Dr. David G. Stork
is Distinguished Research Scientist and Research Director at Rambus
Labs and has held academic appointments in four departments at Stanford
University over the last two decades.
The breadth of his
interests and contributions is revealed through the academic
departments and programs in which he has held faculty positions in
leading liberal arts colleges and research universities: Physics,
Mathematics, Electrical Engineering, Statistics, Computer Science,
Neuroscience, Psychology, and Art and Art History.

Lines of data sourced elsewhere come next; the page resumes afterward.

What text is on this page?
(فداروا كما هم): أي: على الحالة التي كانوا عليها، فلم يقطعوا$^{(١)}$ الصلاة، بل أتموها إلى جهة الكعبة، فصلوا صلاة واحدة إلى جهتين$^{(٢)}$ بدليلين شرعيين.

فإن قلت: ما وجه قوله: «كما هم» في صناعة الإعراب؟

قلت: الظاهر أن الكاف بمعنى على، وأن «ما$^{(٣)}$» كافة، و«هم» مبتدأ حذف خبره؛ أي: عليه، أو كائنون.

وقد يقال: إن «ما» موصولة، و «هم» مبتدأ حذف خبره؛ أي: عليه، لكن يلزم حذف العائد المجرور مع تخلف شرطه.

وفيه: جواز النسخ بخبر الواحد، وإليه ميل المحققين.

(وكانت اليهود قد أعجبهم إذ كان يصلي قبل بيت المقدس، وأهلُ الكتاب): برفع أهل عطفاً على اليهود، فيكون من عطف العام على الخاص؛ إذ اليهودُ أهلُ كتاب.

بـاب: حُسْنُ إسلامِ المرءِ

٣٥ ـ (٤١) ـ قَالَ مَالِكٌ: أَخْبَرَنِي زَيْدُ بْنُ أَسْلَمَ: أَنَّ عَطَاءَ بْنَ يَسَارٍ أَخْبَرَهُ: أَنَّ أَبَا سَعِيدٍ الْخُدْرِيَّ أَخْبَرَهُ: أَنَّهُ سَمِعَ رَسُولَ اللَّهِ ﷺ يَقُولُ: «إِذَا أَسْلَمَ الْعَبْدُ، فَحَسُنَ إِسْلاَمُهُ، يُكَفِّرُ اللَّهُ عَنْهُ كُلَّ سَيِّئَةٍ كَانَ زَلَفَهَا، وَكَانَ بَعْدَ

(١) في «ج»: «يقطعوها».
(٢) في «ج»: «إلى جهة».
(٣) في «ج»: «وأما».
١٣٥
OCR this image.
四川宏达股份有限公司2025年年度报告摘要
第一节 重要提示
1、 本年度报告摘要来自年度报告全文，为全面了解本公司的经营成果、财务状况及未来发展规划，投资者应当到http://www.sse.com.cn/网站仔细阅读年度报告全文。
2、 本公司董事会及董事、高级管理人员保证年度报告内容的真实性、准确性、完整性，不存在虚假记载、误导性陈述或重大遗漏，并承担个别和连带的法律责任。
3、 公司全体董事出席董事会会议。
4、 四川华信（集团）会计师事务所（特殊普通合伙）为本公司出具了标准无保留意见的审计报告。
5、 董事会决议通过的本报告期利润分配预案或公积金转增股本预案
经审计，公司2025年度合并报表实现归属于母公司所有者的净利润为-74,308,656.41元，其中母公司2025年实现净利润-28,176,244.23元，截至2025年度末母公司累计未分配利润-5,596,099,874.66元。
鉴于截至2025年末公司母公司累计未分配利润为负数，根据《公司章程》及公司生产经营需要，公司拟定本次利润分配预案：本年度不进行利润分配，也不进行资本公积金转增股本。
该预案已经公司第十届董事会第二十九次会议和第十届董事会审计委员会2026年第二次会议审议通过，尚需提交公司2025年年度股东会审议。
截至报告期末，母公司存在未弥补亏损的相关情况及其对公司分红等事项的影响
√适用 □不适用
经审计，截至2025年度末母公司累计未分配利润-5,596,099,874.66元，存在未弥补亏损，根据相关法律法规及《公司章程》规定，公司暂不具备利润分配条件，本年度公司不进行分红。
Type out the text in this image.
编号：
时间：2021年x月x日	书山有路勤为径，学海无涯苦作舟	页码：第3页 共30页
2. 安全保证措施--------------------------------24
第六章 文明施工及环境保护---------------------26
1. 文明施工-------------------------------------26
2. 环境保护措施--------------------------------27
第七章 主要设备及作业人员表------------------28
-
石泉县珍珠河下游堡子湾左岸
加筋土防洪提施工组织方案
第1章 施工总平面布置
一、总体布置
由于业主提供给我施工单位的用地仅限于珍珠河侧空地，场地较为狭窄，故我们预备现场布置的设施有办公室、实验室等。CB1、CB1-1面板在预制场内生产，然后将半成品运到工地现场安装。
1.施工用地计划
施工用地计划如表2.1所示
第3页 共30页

He is a Fellow of the International Association for Pattern
Recognition, for "...the application of computer vision to the study of
art," and Fellow of SPIE, and was Chair of IAPR's Technical Committee
on Computer Vision in Cultural Heritage Applications. He has published
eight books/proceedings volumes, including Seeing the Light: Optics in
nature, photography, color, vision and holography (Wiley), the leading
textbook on optics in the arts, Computer image analysis in the study of
art (SPIE), Computer vision and image analysis of art Iand Computer
vision and image analysis in the study of art II, the first three
volume in this discipline, Pattern Classification (2nd ed., Wiley), the
world's all-time best-selling textbook in the field, translated into
three languages and used in courses in over 290 universites worldwide,
and HAL's Legacy: 2001's computer as dream and reality (MIT), the
source of his PBS television documentary 2001: HAL's Legacy. A graduate
in physics of the Massachusetts Institute of Technology and the
University of Maryland at College Park, he also studied Art History at
Wellesley College and was Artist-in-Residence through the New York
State Council of the Arts. He has performed research and taught courses
such as "Light, color and visual phenomena," "The physics of aesthetics
and perception," "Optics, perspective and Renaissance painting," and
"Computer vision and image analysis in the study of art" over the last
quarter century variously at leading liberal arts and research
universities such as Wellesley and Swarthmore Colleges, Clark, Boston
and Stanford Universities, as well as short courses on computer
analysis of art at major international conferences. He holds 42 US
patents and has published numerous technical papers on human and
machine learning and perception of patterns, physiological optics,
image understanding, concurrency theory, theoretical mechanics, optics,
image processing. He has served on the editorial boards of five
international journals and has delivered over 60 plenary, invited or
distinguished lectures at universities and conferences (atop over 250
traditional invited colloquia and seminars). His past schedule includes
over 250 scholarly presentations on computer analysis of art in 19
countries.
He was one of four scientists invited to comment on David Hockney's
theory at the December 2001 "Art and Optics" Symposium at the New York
Institute for the Humanities and one of two scientists invited to
present a lecture in the symposium exploring the possible use of optics
by early Renaissance painters at the Optical Society of America's
Annual Meeting in Rochester, NY, October 2004.